The term “slavery” has been coopted by the left and their captive news media to refer solely to persons of African descent who were held in captivity and under conditions of forced labor from the early 1600’s until 1865. The Civil War gave freedom to 3,900,000 such individuals and the 13th and 14th amendments sought to codify the rights of those given freedom and to prevent anyone from ever being so abused in the United States into the future. It must be noted that it took another 100 years to force the Democratic Party to allow for the passage of civil rights laws to insure the rights granted at the close of the Civil War.
Today persons held in captivity or in involuntary servitude are no longer called slaves, the term having been replaced by “Human Trafficking,” a distinction without a difference.
According to the best information available there are some 25-30 million people held around the world in conditions called slavery or human trafficking, your choice. The United States has an estimated 400,000 people meeting this description.
The media’s response to the tragic events in Georgia concerning the vicious murders in three massage parlors was the impetus for this post. Although the perpetrator stated that his motive was to eliminate the temptation that led him to participate in activities that, while contrary to his desire to be a good Christian, fed his self-diagnosed sexual addiction. He blamed the workers at the massage parlors for his sick thought patterns.
Despite hearing what the killer stated as his motivation, the media immediately described the murders as hate crimes against Asians, caused by ex President Donald Trump’s insistence on calling Covid-19 “The China Virus.” The pathology of Trump-phobia aside, this incident has opened an opportunity for a national discussion on the tragic circumstances of human trafficking. Such a discussion is even more timely now that the Southern border has been opened and tens of thousands of people are flooding in, among them a great many who are victims of human trafficking and who will eventually end up in involuntary servitude and sex slavery.
While the victims number in the hundreds of thousands, prosecutions and convictions are only in the high hundreds to low one thousands. This is an intolerable situation. The reason for so little law enforcement is variously given as cloudy jurisdiction and a mish-mash of conflicting laws, local and federal. I would add the interference of highly placed special interests who greatly profit from the status quo.
Most of us have, at one time or another, read or heard a report of a local crime that took place in a “known crack house,” or “a known brothel.” The question is never asked, if the location was so known, why was it allowed to operate?

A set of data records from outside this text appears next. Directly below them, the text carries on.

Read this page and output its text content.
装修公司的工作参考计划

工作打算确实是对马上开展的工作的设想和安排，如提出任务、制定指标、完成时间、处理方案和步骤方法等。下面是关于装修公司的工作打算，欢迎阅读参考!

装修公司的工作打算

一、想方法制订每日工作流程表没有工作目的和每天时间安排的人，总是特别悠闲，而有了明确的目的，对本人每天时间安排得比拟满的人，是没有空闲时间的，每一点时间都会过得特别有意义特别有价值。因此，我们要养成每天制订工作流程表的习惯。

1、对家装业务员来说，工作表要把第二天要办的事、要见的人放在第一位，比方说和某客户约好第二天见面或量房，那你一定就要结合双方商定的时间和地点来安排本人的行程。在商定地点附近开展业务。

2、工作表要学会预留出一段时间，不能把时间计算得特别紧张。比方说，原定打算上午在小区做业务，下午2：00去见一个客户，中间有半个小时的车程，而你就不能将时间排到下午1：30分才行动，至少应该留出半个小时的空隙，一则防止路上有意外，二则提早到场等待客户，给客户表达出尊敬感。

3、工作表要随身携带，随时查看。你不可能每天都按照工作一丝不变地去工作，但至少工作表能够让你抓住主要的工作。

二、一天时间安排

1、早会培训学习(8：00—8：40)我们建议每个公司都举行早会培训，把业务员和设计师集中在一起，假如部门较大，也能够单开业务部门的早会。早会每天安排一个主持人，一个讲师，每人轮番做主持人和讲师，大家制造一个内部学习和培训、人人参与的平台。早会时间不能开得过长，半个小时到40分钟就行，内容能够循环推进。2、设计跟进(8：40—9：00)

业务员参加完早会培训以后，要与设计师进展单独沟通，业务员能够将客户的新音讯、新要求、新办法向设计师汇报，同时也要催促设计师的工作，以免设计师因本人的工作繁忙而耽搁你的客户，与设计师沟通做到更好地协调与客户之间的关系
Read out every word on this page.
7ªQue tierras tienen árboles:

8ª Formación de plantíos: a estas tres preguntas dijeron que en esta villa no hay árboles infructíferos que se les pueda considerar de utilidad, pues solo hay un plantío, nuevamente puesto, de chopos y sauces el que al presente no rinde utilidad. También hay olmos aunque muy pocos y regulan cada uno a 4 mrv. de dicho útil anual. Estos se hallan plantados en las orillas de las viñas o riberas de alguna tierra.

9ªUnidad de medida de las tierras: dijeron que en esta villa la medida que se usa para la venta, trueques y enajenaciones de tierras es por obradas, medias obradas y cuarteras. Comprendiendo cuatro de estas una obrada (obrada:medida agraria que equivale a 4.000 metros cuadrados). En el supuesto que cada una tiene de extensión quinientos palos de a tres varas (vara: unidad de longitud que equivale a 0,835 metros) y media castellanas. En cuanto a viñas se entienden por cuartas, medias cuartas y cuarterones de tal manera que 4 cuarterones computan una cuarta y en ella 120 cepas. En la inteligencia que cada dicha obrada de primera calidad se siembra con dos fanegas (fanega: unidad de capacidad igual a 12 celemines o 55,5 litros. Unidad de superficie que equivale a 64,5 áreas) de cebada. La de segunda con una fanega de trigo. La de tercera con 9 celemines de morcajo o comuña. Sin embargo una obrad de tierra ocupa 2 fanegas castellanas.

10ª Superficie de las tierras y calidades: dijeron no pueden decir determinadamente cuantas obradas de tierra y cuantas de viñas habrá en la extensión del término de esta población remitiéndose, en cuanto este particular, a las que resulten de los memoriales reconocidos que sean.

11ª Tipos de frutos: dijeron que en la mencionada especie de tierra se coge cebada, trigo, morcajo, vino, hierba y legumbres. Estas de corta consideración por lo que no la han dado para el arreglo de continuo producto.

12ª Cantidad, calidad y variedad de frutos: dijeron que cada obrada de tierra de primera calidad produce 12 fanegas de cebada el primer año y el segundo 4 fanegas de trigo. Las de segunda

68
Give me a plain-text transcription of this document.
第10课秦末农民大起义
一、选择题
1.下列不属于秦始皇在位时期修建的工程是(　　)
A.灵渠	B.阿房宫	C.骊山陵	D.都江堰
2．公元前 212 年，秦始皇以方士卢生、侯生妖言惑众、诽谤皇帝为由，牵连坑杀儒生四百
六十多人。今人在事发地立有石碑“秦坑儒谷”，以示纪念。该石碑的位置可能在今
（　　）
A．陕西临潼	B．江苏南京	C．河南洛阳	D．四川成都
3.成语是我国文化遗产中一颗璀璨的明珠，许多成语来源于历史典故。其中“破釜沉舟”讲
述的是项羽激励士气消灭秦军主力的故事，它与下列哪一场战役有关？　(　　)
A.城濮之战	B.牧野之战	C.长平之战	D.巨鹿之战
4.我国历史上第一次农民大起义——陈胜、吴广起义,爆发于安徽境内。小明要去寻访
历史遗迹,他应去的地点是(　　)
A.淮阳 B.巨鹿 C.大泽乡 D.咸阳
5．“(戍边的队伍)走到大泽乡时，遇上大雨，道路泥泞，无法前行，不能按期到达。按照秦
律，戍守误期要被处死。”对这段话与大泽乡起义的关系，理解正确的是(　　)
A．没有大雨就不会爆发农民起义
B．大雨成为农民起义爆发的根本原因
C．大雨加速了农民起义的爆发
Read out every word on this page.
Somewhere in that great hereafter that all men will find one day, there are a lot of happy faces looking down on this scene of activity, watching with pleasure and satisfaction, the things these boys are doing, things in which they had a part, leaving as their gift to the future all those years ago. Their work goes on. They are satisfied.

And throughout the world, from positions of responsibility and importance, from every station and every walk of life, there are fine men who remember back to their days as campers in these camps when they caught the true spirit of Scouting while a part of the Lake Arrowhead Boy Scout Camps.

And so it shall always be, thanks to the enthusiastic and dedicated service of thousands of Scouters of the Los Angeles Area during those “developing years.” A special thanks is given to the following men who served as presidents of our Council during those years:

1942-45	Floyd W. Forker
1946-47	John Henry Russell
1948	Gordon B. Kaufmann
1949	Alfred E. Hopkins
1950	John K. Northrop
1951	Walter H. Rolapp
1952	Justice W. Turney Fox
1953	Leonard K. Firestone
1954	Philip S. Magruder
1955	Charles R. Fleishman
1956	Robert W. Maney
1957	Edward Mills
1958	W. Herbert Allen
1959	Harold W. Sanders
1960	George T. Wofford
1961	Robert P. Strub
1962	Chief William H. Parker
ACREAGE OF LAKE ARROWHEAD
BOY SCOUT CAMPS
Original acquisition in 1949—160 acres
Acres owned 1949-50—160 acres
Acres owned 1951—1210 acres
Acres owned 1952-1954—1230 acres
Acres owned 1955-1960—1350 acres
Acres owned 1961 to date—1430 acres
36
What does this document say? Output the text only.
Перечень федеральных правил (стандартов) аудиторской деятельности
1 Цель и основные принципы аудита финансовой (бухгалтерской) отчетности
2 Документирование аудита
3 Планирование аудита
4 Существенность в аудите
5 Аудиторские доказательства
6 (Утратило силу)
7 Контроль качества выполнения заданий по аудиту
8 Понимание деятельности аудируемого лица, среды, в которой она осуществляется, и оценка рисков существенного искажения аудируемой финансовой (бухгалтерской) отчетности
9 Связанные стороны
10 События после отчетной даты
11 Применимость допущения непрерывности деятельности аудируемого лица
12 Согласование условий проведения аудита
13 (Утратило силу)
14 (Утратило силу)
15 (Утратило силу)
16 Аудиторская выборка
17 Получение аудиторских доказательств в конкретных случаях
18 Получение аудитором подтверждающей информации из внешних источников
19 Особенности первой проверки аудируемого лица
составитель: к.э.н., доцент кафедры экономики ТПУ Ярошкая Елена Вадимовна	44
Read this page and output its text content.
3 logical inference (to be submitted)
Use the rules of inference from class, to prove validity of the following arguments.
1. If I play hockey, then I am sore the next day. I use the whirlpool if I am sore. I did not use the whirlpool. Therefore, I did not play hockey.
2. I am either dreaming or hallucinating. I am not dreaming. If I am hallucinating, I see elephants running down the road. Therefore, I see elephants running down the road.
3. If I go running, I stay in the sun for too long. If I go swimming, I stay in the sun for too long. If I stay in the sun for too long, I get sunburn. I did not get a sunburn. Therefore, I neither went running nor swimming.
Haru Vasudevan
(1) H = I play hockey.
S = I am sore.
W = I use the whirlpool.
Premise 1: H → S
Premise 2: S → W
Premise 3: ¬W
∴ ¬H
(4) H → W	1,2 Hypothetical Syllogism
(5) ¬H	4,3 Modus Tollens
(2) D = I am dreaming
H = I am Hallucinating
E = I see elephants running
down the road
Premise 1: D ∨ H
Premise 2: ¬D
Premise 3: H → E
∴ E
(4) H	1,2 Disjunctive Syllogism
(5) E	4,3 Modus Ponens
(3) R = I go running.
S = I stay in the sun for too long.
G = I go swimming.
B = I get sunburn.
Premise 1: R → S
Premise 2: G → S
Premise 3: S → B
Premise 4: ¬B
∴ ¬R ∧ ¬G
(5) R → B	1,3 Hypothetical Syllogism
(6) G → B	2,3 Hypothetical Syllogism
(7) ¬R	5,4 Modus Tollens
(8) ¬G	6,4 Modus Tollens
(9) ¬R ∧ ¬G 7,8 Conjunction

That massage parlors offer sexual services or that a great many people are engaged in forced labor in sweat shops comes as no surprise. What should be surprising is why the majority of citizens in this great country do not care?
There are many organizations, easily found by a web search, which are dedicated to addressing the problem of human trafficking but they do not have the benefit of law. Several Federal agencies claim jurisdiction and pontificate about their efforts but those efforts seem to be confined to issuing self-aggrandizing reports. Local law enforcement seems to be equally impotent.
Human trafficking, slavery, whatever the term, the conversation is long overdue and we need to demand effective laws and effective law enforcement. The time is long past for slavery under any name to be eradicated from the planet.